Acórdão de 2º Grau

Empréstimo consignado 0804259-70.2019.8.18.0031


Ementa

CIVIL. APELAÇÃO CÍVEL. DIREITO DO CONSUMIDOR. EMPRÉSTIMO CONSIGNADO DEVIDAMENTE COMPROVADO. CONTRATO VÁLIDO. REPASSE COMPROVADO. DANOS MATERIAIS E MORAIS NÃO CONFIGURADOS. JUSTIÇA GRATUITA CONCEDIDA. RECURSO CONHECIDO E IMPROVIDO. SENTENÇA MANTIDA.1. Com análise dos documentos anexados aos autos foi observado que o apelado cumpriu com o seu ônus de provar a veracidade de suas alegações, apresentando o contrato devidamente assinado, junto com o comprovante de operação. Com isso, restou comprovado a existência de relação negocial entre as partes. 2. Assim, verifico que, com a inversão do ônus da prova, a instituição financeira fez juntada da cópia do contrato, assinado pela parte e do comprovante de transferência, como do repasse da quantia à parte autora. 3.No caso dos presentes autos não há que se falar em indenização por danos morais. Isso porque, já remanesceu descaracterizada a suposta fraude na contratação do empréstimo consignado, conforme anteriormente fundamentado. Para reforçar tal entendimento, observa-se que a parte Apelante não teve nenhuma espécie de abalo psicológico comprovado. O que se discute na demanda é a regularidade do empréstimo consignado.
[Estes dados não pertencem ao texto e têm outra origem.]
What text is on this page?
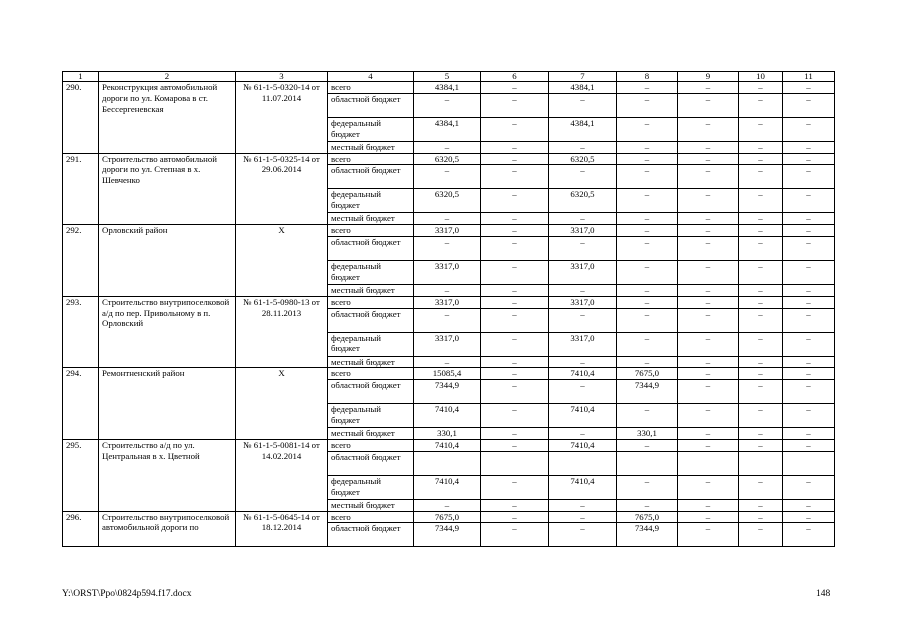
1	2	3	4	5	6	7	8	9	10	11
290.	Реконструкция автомобильной дороги по ул. Комарова в ст. Бессергеневская	№ 61-1-5-0320-14 от 11.07.2014	всего	4384,1	–	4384,1	–	–	–	–
			областной бюджет	–	–	–	–	–	–	–
			федеральный бюджет	4384,1	–	4384,1	–	–	–	–
			местный бюджет	–	–	–	–	–	–	–
291.	Строительство автомобильной дороги по ул. Степная в х. Шевченко	№ 61-1-5-0325-14 от 29.06.2014	всего	6320,5	–	6320,5	–	–	–	–
			областной бюджет	–	–	–	–	–	–	–
			федеральный бюджет	6320,5	–	6320,5	–	–	–	–
			местный бюджет	–	–	–	–	–	–	–
292.	Орловский район	Х	всего	3317,0	–	3317,0	–	–	–	–
			областной бюджет	–	–	–	–	–	–	–
			федеральный бюджет	3317,0	–	3317,0	–	–	–	–
			местный бюджет	–	–	–	–	–	–	–
293.	Строительство внутрипоселковой а/д по пер. Привольному в п. Орловский	№ 61-1-5-0980-13 от 28.11.2013	всего	3317,0	–	3317,0	–	–	–	–
			областной бюджет	–	–	–	–	–	–	–
			федеральный бюджет	3317,0	–	3317,0	–	–	–	–
			местный бюджет	–	–	–	–	–	–	–
294.	Ремонтненский район	Х	всего	15085,4	–	7410,4	7675,0	–	–	–
			областной бюджет	7344,9	–	–	7344,9	–	–	–
			федеральный бюджет	7410,4	–	7410,4	–	–	–	–
			местный бюджет	330,1	–	–	330,1	–	–	–
295.	Строительство а/д по ул. Центральная в х. Цветной	№ 61-1-5-0081-14 от 14.02.2014	всего	7410,4	–	7410,4	–	–	–	–
			областной бюджет							
			федеральный бюджет	7410,4	–	7410,4	–	–	–	–
			местный бюджет	–	–	–	–	–	–	–
296.	Строительство внутрипоселковой автомобильной дороги по	№ 61-1-5-0645-14 от 18.12.2014	всего	7675,0	–	–	7675,0	–	–	–
			областной бюджет	7344,9	–	–	7344,9	–	–	–
Y:\ORST\Ppo\0824p594.f17.docx	148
Assim, NÃO resta configurado a necessidade de condenação em indenização por danos morais. 4. Ante o exposto, e o que mais dos autos constam, VOTO pelo conhecimento do presente recurso e pelo IMPROVIMENTO, mantendo-se a sentença recorrida em todos os seus termos e por seus próprios fundamentos, inclusive com a ressalva de que sendo a parte autora beneficiária da justiça gratuita, ficam os ônus decorrentes de sua sucumbência em condição suspensiva de exigibilidade, na forma do art. 98, § 3.º do CPC/15. 5. O Ministério Público Superior devolve os autos sem exarar manifestação, ante a ausência de interesse público que justifique sua intervenção. (TJPI - APELAÇÃO CÍVEL 0804259-70.2019.8.18.0031 - Relator: JOSE JAMES GOMES PEREIRA - 2ª Câmara Especializada Cível - Data 12/09/2023 )

Acórdão


ÓRGÃO JULGADOR : 2ª Câmara Especializada Cível

APELAÇÃO CÍVEL (198) No 0804259-70.2019.8.18.0031

APELANTE: MARIA REGINA MESQUITA DO NASCIMENTO

Advogado(s) do reclamante: LUCIANO HENRIQUE SOARES DE OLIVEIRA AIRES, IGOR GUSTAVO VELOSO DE SOUZA REGISTRADO(A) CIVILMENTE COMO IGOR GUSTAVO VELOSO DE SOUZA

APELADO: BANCO OLE BONSUCESSO CONSIGNADO S.A.
REPRESENTANTE: BANCO OLE BONSUCESSO CONSIGNADO S.A.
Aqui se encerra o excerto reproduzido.